My brothers and sisters, do you with your acts of favouritism really believe in our glorious Lord Jesus Christ? For if a person with gold rings and in fine clothes comes into your assembly, and if a poor person in dirty clothes also comes in, and if you take notice of the one wearing the fine clothes and say, "Have a seat here, please," while to the one who is poor you say, "Stand there," or, "Sit at my feet," have you not made distinctions among yourselves, and become judges with evil thoughts? Listen, my beloved brothers and sisters. Has not God chosen the poor in the world to be rich in faith and to be heirs of the kingdom that he has promised to those who love him? But you have dishonoured the poor. Is it not the rich who oppress you? Is it not they who drag you into court? Is it not they who blaspheme the excellent name that was invoked over you? You do well if you really fulfill the royal law according to the scripture, "You shall love your neighbour as yourself." But if you show partiality, you commit sin and are convicted by the law as transgressors.
Today is Thursday the 20 February, in the Sixth Week of Ordinary Time.
One Hope Project sings, 'In Your Truth'.
Today’s reading is from the Letter of James. James doesn’t pull any punches in this passage. His words are strong, uncompromising, pointed. How did I notice myself reacting as I heard these words? Was I encouraged, or did I feel challenged, discomforted, prompted to question my own behaviour?
It makes you wonder what was going on in the Christian communities James knew, that he had to say things like this, so bluntly. Did they think, perhaps, that they could be Christians in a kind of “contained”, limited way, carrying on the rest of their lives as normal, without this faith having implications for the whole of their lives, for everything they do? Do I sometimes think that myself?

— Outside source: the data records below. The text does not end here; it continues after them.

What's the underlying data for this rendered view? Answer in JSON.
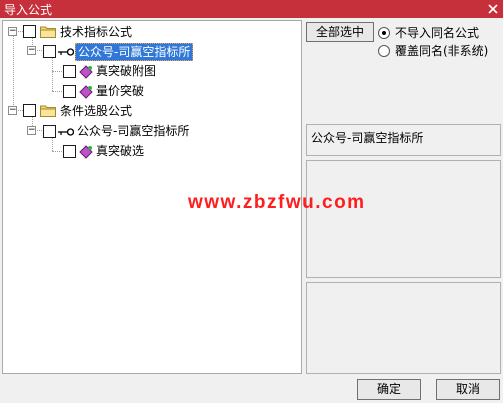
{
  "window": {
    "title": "导入公式"
  },
  "tree": {
    "nodes": [
      {
        "label": "技术指标公式",
        "children": [
          {
            "label": "公众号-司赢空指标所",
            "selected": true,
            "children": [
              {
                "label": "真突破附图"
              },
              {
                "label": "量价突破"
              }
            ]
          }
        ]
      },
      {
        "label": "条件选股公式",
        "children": [
          {
            "label": "公众号-司赢空指标所",
            "children": [
              {
                "label": "真突破选"
              }
            ]
          }
        ]
      }
    ]
  },
  "options": {
    "select_all_label": "全部选中",
    "radio_no_import": "不导入同名公式",
    "radio_overwrite": "覆盖同名(非系统)",
    "radio_selected": "no_import"
  },
  "details": {
    "author": "公众号-司赢空指标所"
  },
  "watermark": {
    "text": "www.zbzfwu.com"
  },
  "buttons": {
    "ok": "确定",
    "cancel": "取消"
  },
  "colors": {
    "titlebar": "#c6303b",
    "selection": "#3078d8",
    "watermark": "#ff1e1e"
  }
}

As the passage is read again, I listen to what James says about the poor and how God sees those who are poor. What feelings have these reflections stirred in me? Perhaps I see myself as one of the poor and feel encouraged; or perhaps I don’t, and it’s been a time for a bit of soul-searching.
Whatever my feelings, I bring them honestly and openly now before the God who loves me. I speak to God about what is in my heart.